Most Influential Factors:
- failures seems to have the largest effect on final grades, with a
large negative coefficient and a very significant p-value.
- goout also plays a significant role, but with a moderate effect on the
grade.
- absences shows a surprising positive relationship with grades, but
more investigation is needed to understand this result.
## 3.7: Visualize the regression results
# Create a data frame for actual vs predicted values
results <- data.frame(
Actual = test_data$G3,
Predicted = lm_predictions
)
# Plot actual vs predicted values
ggplot(results, aes(x = Actual, y = Predicted)) +
geom_point(color = "blue") + # Scatter plot
geom_abline(intercept = 0, slope = 1, color = "red", linetype = "dashed") + # Ideal fit line (y=x)
labs(
title = "Linear Regression: Actual vs Predicted Grades",
x = "Actual Grades",
y = "Predicted Grades"
) +
theme_minimal() +
theme(
plot.title = element_text(hjust = 0.5, size = 14, face = "bold")
)
Most of the predicted grades (blue points) align relatively well with the red dashed line ( 𝑦 = 𝑥 y=x), especially for mid-range grades (5–15).
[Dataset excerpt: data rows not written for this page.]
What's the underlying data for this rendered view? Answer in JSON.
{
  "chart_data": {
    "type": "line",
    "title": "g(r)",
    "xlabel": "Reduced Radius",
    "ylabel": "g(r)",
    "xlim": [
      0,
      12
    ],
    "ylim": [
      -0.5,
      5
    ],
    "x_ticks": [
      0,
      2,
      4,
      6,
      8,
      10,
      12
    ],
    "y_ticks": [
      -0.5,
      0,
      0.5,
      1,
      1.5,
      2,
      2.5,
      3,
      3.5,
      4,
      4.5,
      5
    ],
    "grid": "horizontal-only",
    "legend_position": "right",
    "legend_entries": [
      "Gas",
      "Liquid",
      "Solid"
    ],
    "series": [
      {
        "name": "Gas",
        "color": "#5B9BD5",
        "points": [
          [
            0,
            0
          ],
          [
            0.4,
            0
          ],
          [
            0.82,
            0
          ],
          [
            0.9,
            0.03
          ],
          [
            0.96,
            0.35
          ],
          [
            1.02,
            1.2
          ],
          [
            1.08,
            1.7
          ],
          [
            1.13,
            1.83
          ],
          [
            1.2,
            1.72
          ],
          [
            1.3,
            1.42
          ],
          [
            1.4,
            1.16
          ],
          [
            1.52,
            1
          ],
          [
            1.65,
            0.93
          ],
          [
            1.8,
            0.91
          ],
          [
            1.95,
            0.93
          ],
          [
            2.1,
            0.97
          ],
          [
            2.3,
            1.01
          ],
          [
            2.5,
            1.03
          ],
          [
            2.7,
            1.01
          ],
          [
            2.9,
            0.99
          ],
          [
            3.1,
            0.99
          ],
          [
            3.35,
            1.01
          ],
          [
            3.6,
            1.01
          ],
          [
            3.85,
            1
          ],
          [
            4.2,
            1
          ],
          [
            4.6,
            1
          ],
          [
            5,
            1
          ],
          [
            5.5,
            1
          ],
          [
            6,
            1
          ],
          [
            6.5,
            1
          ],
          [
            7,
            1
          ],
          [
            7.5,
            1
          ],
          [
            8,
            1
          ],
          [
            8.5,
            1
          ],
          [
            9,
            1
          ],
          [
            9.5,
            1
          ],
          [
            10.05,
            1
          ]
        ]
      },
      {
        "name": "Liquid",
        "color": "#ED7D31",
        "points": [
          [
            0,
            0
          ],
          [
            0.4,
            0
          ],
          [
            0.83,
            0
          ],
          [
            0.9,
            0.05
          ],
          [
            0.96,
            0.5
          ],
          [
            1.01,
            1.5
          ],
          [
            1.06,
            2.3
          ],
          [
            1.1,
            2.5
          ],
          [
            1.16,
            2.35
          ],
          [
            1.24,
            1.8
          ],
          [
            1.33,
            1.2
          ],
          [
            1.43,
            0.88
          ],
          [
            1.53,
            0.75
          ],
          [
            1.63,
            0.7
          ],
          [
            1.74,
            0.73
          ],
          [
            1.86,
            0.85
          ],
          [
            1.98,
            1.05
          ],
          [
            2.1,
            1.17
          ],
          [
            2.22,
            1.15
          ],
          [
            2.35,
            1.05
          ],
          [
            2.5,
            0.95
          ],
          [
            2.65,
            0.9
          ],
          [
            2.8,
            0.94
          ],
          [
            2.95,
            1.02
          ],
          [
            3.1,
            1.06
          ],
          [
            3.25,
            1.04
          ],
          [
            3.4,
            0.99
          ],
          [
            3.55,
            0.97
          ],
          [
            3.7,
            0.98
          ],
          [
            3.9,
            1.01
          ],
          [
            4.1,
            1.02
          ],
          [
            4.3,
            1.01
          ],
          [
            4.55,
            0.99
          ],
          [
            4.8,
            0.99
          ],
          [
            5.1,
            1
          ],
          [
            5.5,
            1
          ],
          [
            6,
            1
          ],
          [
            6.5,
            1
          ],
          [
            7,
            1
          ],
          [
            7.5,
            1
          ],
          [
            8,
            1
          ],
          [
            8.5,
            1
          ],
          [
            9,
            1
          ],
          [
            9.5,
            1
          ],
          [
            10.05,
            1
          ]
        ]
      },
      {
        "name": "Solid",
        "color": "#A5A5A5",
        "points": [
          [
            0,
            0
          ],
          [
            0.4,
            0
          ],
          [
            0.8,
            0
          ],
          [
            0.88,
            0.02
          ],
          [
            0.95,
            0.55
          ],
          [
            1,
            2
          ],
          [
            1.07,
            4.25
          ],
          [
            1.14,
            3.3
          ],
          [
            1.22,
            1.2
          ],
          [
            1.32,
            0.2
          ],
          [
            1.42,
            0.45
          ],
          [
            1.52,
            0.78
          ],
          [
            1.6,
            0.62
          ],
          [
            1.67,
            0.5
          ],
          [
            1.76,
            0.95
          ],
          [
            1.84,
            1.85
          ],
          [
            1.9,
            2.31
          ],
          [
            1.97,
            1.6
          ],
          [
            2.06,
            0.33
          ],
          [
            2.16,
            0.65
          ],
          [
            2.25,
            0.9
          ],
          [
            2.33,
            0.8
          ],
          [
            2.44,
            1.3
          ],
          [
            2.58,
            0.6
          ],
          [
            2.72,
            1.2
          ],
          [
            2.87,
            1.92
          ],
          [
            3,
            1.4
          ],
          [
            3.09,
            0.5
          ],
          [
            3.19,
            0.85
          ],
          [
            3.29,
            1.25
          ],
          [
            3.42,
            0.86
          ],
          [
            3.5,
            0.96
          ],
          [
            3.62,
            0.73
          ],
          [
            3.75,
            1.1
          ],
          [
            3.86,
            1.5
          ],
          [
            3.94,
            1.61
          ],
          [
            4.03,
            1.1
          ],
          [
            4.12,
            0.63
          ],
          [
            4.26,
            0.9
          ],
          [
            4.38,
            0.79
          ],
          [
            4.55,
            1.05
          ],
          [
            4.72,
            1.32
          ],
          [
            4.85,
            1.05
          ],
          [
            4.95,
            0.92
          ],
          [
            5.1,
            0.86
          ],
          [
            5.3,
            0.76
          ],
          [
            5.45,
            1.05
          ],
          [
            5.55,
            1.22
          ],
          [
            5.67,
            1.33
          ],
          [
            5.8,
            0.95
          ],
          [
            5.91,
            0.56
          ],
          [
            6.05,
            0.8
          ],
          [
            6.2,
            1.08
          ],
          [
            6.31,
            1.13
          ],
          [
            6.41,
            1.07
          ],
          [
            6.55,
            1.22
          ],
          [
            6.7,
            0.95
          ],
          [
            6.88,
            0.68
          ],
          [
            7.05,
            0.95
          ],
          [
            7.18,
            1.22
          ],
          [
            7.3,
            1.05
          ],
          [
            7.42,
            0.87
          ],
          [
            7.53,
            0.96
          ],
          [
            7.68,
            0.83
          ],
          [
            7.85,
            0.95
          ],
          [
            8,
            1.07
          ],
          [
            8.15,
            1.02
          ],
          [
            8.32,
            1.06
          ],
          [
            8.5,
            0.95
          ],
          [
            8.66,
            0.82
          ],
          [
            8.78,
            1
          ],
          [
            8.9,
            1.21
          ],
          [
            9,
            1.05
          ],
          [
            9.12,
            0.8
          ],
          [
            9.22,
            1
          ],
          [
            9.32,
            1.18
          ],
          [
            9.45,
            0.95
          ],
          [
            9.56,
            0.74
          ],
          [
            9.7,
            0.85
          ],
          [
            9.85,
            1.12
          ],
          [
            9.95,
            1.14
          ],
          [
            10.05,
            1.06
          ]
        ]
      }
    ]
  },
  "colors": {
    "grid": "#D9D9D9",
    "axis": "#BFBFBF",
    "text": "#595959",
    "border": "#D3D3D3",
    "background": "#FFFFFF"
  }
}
There is some spread at lower grades, indicating that the model struggles to predict very low final grades accurately.
The model performs reasonably well but could likely benefit from further fine-tuning or the inclusion of additional features to reduce errors at the extremes. Outliers or underrepresented data points at the lower grade spectrum might skew predictions.\
The project aims to predict whether students will pass or fail their final exams and to develop a model that can accurately classify students as pass or fail based on related factors.
# Part 4: Classification Model (Decision Tree)
## 4.1: Load required libraries
library(rpart)
library(rpart.plot)
library(pROC)
## 4.2 Prepare data
df$Outcome<- as.factor(df$Outcome)
## 4.3 Split data into training and testing sets
set.seed(123)
trainIndex <- createDataPartition(df$Outcome, p = 0.5, list = FALSE)
trainData <- df[trainIndex, ]
testData <- df[-trainIndex, ]
## 4.4 Train the Decision Tree model
treeModel <- rpart(Outcome ~ . - G3 - Outcome, data = trainData, method = "class")
rpart.plot(treeModel, type = 3, extra = 102, fallen.leaves = TRUE, main = "Decision Tree")
## 4.5 Make predictions on the test set
predictedClasses <- predict(treeModel, newdata = testData, type = "class")
predictedProbs <- predict(treeModel, newdata = testData, type = "prob")[, "Pass"]
## 4.6 Evaluate the model
confMatrix <- confusionMatrix(predictedClasses, testData$Outcome)
cat("Accuracy:", confMatrix$overall["Accuracy"], " Precision:", confMatrix$byClass["Precision"], " Recall:", confMatrix$byClass["Recall"], " F1 Score:", confMatrix$byClass["F1"], "\n")
## Accuracy: 0.7106599 Precision: 0.5909091 Recall: 0.4 F1 Score: 0.4770642
## 4.7 Visualize the Confusion Matrix
confusionMatrixTable <- as.table(confMatrix$table)
fourfoldplot(confusionMatrixTable, color = c("red", "green"), main = "Confusion Matrix")
## 4.8 Visualize the ROC Curve
curve <- roc(testData$Outcome, predictedProbs, levels = rev(levels(testData$Outcome)))
plot(curve, col = "darkgreen", lwd = 2, main = "ROC Curve for Decision Tree")
abline(a = 0, b = 1, col = "red", lty = 2)
auc <- auc(curve)
cat("AUC:", auc, "\n")
## AUC: 0.6417832
The model has an accuracy of 71.07%, which indicates that it correctly predicted the outcome for about 71% of the students’ Pass or Fail cases. This is may be due to the class imbalance of the dataset in which it has more ‘Pass’ students than ‘Fail’ students. Based on the Confusion Matrix Analysis, 114 students and 26 students were correctly predicted to pass and to fail, respectively.